The Problem (or not)
The whole issue around the concept of arenas is the amount of ‘memory’ it tends to waste. The common complaint is that the virtual memory footprint of programs increase due to use of arenas and definitely more so due to using a different arena for each thread. The complaint is mostly bogus because of a couple of very important features that have been there for years - loads and loads of address space and demand paging.
The linux virtual memory model can allow a process to access most of its virtual memory address space (provided it is requested and mapped in). A 64-bit address space is massive and is hence not a resource that is likely to run out for any reasonable process. Add to it the fact that the kernel has mechanisms to use physical memory only for pages that are needed by the process at that time and you can rest assured that even if you map in terabytes of memory in your process, only the pages that are used will ever be accounted against you.
Both arena models rely on these facts. A mapped in arena is explicitly requested without any permissions (PROT_NONE) so that the kernel knows that it does not need any physical memory to back it. Block requests are then fulfilled by giving read+write permissions in parts. Freed blocks near the end of heaps in an arena are given back to the system either by using madvise(MADV_DONTNEED) or by explicitly unmapping.

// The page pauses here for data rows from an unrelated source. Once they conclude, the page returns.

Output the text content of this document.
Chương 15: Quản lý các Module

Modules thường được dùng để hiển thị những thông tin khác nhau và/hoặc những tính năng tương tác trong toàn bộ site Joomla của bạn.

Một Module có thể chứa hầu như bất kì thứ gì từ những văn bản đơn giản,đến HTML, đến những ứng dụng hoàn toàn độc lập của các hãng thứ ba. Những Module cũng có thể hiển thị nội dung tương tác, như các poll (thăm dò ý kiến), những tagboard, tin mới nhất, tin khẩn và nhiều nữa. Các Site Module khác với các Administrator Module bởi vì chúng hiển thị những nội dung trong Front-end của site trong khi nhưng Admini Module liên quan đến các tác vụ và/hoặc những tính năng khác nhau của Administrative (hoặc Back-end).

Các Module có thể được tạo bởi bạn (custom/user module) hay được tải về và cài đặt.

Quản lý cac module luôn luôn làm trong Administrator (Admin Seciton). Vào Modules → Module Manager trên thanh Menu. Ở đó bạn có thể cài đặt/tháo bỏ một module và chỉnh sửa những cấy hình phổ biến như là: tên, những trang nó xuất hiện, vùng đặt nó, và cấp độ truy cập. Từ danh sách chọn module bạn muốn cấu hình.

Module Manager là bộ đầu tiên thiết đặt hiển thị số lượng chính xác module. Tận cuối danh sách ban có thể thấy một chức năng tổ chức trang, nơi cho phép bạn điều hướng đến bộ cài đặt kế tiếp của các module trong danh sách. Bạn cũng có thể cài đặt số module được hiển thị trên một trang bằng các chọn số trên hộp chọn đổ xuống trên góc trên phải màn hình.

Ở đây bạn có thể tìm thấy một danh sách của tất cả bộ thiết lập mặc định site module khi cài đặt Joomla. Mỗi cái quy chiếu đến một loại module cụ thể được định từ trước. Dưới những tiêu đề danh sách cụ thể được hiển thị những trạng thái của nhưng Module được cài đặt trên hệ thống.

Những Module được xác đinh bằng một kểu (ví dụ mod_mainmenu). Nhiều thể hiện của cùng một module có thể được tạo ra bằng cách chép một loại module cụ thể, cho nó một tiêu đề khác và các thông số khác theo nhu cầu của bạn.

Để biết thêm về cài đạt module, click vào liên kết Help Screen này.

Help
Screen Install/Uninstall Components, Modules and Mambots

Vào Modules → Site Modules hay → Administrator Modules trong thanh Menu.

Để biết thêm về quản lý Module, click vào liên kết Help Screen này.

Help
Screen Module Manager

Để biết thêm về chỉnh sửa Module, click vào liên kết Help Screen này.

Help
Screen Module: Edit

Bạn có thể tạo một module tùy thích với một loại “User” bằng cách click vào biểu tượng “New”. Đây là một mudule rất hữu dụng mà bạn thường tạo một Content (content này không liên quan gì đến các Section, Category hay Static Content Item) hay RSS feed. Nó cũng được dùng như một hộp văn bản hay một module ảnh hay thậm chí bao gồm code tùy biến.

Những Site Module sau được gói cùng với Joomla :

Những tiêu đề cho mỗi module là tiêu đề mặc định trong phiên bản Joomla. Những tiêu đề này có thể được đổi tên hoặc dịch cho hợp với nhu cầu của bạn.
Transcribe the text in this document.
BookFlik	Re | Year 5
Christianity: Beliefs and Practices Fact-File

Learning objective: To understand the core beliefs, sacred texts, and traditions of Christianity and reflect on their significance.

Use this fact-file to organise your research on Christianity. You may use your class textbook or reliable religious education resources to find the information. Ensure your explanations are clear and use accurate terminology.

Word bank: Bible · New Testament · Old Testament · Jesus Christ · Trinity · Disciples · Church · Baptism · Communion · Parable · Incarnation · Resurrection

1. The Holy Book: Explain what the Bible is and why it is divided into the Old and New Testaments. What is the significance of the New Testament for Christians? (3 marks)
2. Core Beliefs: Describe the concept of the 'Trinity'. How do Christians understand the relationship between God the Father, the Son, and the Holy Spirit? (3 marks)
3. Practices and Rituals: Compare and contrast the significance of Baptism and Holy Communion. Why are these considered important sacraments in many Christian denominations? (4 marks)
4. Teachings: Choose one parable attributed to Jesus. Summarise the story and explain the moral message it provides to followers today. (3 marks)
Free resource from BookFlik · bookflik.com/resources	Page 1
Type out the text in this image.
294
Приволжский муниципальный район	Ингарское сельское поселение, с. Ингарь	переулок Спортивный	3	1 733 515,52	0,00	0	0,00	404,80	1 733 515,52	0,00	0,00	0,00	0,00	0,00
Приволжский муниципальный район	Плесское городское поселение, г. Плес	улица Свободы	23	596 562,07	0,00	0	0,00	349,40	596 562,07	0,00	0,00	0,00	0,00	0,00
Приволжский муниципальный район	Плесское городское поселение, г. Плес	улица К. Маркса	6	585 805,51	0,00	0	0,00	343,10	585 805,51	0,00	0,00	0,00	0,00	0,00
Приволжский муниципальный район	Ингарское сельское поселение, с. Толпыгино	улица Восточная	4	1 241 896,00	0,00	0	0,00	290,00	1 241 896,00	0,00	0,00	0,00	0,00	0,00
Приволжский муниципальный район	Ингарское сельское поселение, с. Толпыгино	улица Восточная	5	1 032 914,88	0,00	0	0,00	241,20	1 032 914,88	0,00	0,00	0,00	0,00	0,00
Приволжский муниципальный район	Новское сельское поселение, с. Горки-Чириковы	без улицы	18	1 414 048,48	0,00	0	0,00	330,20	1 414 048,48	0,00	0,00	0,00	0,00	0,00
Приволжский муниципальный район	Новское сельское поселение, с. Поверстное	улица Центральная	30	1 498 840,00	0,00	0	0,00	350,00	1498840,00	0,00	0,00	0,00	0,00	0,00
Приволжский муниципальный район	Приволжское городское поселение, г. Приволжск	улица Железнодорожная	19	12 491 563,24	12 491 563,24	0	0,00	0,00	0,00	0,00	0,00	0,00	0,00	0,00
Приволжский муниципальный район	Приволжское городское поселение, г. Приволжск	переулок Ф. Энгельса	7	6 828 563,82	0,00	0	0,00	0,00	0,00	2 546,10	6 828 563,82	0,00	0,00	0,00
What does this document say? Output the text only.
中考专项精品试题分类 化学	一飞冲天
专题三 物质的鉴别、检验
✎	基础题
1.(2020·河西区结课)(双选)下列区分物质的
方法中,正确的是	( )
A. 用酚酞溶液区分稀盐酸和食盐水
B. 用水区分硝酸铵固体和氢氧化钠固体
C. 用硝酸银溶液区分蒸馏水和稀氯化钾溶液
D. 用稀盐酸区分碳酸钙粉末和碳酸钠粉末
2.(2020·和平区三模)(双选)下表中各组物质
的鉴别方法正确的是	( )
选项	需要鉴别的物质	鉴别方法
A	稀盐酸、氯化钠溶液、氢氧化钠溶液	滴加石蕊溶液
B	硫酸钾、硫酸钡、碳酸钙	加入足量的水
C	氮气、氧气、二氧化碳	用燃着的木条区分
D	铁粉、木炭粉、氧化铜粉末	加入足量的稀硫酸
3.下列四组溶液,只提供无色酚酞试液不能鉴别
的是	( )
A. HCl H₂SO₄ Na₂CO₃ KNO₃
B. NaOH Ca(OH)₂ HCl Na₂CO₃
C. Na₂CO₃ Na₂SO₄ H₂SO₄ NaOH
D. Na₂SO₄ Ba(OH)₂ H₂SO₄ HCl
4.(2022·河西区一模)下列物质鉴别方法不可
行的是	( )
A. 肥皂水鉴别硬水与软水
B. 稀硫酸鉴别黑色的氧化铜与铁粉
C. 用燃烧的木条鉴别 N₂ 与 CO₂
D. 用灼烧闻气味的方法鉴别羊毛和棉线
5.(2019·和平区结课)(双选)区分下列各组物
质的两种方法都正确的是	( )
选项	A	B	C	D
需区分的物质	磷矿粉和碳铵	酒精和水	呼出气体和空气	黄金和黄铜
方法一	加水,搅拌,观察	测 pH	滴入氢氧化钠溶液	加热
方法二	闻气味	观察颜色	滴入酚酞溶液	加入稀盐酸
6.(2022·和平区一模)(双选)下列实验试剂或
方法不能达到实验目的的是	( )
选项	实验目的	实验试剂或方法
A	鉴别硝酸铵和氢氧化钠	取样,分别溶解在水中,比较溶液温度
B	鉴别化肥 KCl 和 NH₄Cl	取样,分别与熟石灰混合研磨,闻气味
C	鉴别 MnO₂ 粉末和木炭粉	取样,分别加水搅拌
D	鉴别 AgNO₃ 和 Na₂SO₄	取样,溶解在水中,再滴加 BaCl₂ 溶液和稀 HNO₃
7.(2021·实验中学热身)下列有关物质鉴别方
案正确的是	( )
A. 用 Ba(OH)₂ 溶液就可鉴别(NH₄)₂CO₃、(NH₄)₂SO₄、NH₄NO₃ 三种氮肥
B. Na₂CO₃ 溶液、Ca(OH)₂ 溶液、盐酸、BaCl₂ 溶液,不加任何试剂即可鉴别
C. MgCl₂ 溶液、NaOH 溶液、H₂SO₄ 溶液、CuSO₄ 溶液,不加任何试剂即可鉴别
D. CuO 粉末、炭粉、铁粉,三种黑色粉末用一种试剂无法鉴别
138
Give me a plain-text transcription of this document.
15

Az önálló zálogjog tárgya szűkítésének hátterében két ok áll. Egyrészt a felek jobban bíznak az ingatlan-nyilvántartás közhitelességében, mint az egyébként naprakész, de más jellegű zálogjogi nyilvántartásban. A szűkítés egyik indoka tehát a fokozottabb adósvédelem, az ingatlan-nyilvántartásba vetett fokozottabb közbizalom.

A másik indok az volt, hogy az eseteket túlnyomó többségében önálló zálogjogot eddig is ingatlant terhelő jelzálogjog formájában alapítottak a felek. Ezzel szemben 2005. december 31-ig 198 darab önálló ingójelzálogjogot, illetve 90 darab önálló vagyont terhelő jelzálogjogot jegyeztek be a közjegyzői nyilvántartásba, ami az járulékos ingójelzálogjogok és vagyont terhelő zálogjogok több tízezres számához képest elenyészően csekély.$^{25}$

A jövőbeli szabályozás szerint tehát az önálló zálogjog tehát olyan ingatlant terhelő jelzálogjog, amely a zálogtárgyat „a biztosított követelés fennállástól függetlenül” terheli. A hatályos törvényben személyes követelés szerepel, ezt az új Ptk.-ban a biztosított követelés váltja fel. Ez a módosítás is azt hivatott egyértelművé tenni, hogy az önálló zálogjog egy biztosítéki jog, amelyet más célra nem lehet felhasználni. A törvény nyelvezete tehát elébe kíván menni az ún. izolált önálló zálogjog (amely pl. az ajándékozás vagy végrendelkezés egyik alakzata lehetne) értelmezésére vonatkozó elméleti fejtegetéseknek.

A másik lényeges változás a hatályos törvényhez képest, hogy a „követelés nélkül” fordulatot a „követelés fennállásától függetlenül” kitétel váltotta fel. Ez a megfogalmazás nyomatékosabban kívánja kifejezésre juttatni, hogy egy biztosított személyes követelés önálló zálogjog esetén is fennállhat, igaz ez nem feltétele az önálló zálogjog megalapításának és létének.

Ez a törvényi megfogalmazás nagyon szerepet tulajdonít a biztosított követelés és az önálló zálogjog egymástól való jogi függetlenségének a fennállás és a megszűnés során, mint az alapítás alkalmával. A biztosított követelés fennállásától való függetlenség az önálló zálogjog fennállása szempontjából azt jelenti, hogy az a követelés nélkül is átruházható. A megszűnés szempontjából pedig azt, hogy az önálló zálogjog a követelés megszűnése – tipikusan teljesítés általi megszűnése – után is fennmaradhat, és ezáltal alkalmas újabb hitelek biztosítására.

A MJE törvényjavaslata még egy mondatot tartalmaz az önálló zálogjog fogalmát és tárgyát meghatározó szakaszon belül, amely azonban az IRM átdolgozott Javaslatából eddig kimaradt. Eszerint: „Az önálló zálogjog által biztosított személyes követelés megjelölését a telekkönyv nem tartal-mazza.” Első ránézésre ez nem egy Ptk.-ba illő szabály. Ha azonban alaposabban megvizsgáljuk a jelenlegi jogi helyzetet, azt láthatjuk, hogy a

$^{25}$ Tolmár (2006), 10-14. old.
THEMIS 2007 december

So in the light of all of this, as an administrator or programmer, one needs to shift focus from the virtual memory column in your top output to the RSS column, since that is where the real resource usage is. Address space usage is not the same thing as memory usage. It is of course a problem if RSS is also high and in such cases one should look at the possibility of of a memory leak within to process and if that is not the problem, then fragmentation within the arenas. There are tuning options available to reduce fragmentation. Setting resource limits on address space usage is passe and it is time that better alternatives such as cgroups are given serious consideration.